By 2004 I had really gotten a grasp on the learning curve. I had gone from nobody to the President of Warren Rupp Observatory. I was churning out astronomy articles and writing a weekly paying column. Every single thing I had written had been closely followed and the Observatory Director has kept tabs on me and what I have done now for over five years. About two years ago, I became aware of the Astronomical League and their observing programs. Happy to have meaning to what I do, I began doing a lot of things to become part of their observing clubs... You'll never know how many studies I had to do all over again because I hadn't put in some very critical information like a time... or an eyepiece!!

Of course, you will find as you read what I have copied and pasted here that I am not by "regulations". I know that you don't have time to read back over six years of my reports to garner that I do know what the heck I'm doing. If it were easy enough to draw 30 comets out of the sky, I would simply let all of the old, "unproperly documented" things go, but the represent a learning process. One that I am very proud of.

Because I do not have a scanner, I have had to dig back through all of those old notes to find my field sketches. Quite frankly, I am ashamed to present you with a motley collection of coffee stained, dog-eared, sloppy bits of paper with scratches on them. Again, many of them I didn't know one end from the other on how to make a sketch, but I did my best. In order to present them to you, I have copied them the best I could and added them to only the pertinent areas of my on-line reports. I have no idea of how accurate they are, because a WebTv unit doesn't act like a computer. I cannot run planetarium programs or other software - although it is available at the observatory.

If you feel this work is not of the caliber of Comet Hunter's Silver and Gold, I certainly understand. As an AlCor representative, it is my duty to look at other's notes to be sure they understand what they are doing. Do I? Of course. I know my latitude and longitude of my favourite observing area is 40.66N and 82.91 degrees west... Just as I know the latitude and longitude of the Observatory. Do I know what "power" I use? I know the equations and I know that if you need them to be precise that I will be happy to ammend my notes. (I was taught to be sure to list the eyepiece. The rest depends on focal length if needed.) Am I perfect with my times? If I tripped across a supernovae, you're darn right I would be. It's just another one of those things that "I didn't know" when I first began observing so long ago. While it isn't precise, it's not hard to tell from my reports what time of day that I am viewing. The same is true with sky conditons. You and I both know I'm not going to pick up a 12th magnitude comet with a first quarter moon on a hazy night! (although i have done it. ;)

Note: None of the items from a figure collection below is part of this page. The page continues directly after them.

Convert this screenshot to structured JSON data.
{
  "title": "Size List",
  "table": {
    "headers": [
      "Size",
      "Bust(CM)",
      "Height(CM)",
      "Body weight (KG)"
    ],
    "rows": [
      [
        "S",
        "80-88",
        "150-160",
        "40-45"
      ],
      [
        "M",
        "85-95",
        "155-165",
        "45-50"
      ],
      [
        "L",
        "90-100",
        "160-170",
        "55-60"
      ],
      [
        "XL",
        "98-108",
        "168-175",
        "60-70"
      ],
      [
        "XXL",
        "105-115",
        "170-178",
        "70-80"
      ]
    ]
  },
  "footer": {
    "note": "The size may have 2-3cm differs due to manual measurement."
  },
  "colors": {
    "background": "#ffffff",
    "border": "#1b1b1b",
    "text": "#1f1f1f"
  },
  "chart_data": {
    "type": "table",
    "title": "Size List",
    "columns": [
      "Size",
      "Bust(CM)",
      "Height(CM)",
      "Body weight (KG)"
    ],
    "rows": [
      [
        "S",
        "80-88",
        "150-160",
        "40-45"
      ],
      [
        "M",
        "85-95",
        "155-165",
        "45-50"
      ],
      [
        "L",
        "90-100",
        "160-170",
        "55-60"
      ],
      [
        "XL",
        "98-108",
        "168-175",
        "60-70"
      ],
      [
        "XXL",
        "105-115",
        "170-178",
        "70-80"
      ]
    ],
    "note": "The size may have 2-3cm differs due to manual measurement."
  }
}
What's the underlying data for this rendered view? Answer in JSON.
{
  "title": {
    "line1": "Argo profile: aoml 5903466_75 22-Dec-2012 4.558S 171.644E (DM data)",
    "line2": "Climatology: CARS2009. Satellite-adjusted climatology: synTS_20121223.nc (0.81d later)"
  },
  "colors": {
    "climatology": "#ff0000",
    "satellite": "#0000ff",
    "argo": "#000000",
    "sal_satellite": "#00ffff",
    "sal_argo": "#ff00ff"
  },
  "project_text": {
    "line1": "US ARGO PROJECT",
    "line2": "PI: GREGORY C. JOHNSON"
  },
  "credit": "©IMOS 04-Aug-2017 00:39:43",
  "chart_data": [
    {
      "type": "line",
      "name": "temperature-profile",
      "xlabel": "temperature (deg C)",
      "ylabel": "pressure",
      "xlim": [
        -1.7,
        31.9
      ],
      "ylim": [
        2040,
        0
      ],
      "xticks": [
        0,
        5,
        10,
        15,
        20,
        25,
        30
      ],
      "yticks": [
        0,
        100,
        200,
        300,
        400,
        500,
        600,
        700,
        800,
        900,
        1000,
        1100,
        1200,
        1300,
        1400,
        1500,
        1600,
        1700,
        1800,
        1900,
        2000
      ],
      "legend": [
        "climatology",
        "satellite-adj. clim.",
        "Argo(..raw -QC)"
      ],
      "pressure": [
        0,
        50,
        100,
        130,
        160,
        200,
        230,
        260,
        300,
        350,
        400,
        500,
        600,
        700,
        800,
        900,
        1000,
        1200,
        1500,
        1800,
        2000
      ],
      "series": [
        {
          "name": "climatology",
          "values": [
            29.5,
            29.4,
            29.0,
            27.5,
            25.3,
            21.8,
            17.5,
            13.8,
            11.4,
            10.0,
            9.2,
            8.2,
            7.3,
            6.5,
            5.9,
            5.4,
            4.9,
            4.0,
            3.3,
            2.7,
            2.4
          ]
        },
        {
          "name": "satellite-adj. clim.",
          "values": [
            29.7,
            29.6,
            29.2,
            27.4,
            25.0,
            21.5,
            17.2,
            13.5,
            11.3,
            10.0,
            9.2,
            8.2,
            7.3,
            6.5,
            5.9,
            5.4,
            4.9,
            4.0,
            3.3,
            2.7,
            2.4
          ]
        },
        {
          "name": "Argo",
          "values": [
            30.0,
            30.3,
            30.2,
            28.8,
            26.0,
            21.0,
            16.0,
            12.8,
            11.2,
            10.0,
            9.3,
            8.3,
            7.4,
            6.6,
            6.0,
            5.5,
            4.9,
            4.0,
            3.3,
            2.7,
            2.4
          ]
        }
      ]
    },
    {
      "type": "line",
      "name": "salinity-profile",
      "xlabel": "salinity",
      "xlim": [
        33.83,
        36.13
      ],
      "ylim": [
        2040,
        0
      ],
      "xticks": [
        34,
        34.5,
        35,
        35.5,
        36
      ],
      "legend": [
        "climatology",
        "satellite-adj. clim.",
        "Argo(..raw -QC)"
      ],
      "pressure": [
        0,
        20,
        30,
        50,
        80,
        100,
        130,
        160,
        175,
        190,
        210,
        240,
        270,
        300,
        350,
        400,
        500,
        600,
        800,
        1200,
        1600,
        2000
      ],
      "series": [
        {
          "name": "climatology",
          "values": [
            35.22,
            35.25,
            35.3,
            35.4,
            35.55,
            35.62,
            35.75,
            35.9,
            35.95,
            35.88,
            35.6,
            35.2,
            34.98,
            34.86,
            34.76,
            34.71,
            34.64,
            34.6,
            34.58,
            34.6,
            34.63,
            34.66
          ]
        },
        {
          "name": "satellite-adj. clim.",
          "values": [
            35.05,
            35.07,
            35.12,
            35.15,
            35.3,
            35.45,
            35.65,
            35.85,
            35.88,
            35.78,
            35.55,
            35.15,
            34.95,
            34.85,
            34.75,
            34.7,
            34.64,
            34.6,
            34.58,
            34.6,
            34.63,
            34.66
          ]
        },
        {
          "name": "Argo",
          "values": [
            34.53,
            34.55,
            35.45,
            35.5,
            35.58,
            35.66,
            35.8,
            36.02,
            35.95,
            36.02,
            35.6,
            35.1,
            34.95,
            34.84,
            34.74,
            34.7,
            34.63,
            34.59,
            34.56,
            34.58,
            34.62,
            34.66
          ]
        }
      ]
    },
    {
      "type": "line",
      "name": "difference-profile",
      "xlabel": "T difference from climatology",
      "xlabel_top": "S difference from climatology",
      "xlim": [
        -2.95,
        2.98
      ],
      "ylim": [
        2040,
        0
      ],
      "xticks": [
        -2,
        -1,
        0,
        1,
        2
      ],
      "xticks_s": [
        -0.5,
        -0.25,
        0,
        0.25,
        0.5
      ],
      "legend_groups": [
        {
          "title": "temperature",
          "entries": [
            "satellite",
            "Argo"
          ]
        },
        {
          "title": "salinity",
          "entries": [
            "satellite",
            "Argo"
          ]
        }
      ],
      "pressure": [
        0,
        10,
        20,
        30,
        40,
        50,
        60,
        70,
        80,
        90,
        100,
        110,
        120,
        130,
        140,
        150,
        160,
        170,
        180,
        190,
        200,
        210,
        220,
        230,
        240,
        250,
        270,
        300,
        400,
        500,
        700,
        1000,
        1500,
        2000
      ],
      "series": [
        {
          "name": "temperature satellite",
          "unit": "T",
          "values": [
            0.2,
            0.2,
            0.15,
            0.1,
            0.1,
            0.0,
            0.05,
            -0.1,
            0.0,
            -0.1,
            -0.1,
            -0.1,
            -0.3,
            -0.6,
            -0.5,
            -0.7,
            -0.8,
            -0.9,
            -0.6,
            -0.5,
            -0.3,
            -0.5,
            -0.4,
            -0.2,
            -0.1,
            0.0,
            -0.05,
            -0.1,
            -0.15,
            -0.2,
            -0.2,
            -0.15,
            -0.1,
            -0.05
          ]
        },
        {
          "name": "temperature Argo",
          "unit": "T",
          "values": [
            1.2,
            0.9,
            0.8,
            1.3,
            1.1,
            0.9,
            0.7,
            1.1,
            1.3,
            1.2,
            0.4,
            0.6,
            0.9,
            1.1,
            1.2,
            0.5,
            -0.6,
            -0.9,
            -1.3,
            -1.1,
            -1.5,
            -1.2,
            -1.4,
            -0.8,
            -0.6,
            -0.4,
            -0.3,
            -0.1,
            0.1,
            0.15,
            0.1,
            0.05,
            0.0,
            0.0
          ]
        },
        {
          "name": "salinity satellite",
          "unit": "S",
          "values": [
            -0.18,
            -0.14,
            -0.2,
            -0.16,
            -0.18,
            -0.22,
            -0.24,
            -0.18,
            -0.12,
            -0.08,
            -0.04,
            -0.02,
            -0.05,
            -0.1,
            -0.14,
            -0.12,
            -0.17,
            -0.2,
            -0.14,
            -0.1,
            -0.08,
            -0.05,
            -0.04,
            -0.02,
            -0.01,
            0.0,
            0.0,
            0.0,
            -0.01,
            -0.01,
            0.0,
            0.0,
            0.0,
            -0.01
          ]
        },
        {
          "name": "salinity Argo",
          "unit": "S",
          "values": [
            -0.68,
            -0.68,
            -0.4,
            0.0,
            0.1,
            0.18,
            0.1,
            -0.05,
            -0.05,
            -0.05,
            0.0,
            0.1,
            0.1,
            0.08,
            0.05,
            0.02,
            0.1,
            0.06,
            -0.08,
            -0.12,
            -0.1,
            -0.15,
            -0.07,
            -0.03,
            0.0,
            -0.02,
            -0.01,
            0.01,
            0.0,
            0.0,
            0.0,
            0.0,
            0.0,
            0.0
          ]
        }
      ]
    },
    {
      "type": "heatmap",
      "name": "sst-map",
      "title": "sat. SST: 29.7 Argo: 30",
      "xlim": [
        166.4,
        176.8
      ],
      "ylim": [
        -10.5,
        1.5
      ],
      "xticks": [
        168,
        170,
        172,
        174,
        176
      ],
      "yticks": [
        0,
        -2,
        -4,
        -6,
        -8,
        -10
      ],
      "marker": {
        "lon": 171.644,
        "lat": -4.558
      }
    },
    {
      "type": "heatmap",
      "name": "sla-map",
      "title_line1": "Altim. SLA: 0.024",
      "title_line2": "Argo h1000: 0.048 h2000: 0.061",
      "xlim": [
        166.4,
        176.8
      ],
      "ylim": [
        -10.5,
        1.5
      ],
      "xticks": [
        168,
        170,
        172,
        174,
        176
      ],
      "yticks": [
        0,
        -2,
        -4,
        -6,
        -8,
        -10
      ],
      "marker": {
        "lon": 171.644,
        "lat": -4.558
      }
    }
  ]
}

Again, I am not offended if you feel these notes do not qualify me. I will simply continue to study for several more years until I have everything right. In the meantime, my apologies for taking so long compiling and getting these to you. The notes have existed on-line for a very long time, but it was a matter of cutting out the rest to get to only comet information. Six years is a lot to filter through when you observe as much as I do!! That's why I was incredibly pleased when the Observatory director had told me I had acheived enough to go for Gold. Even I didn't know it!! I've had my head so absorbed in writing my fourth observing book that I haven't even had the time to pay attention.

Many thanks to you for taking the time to go through my things. I appreciate your patience!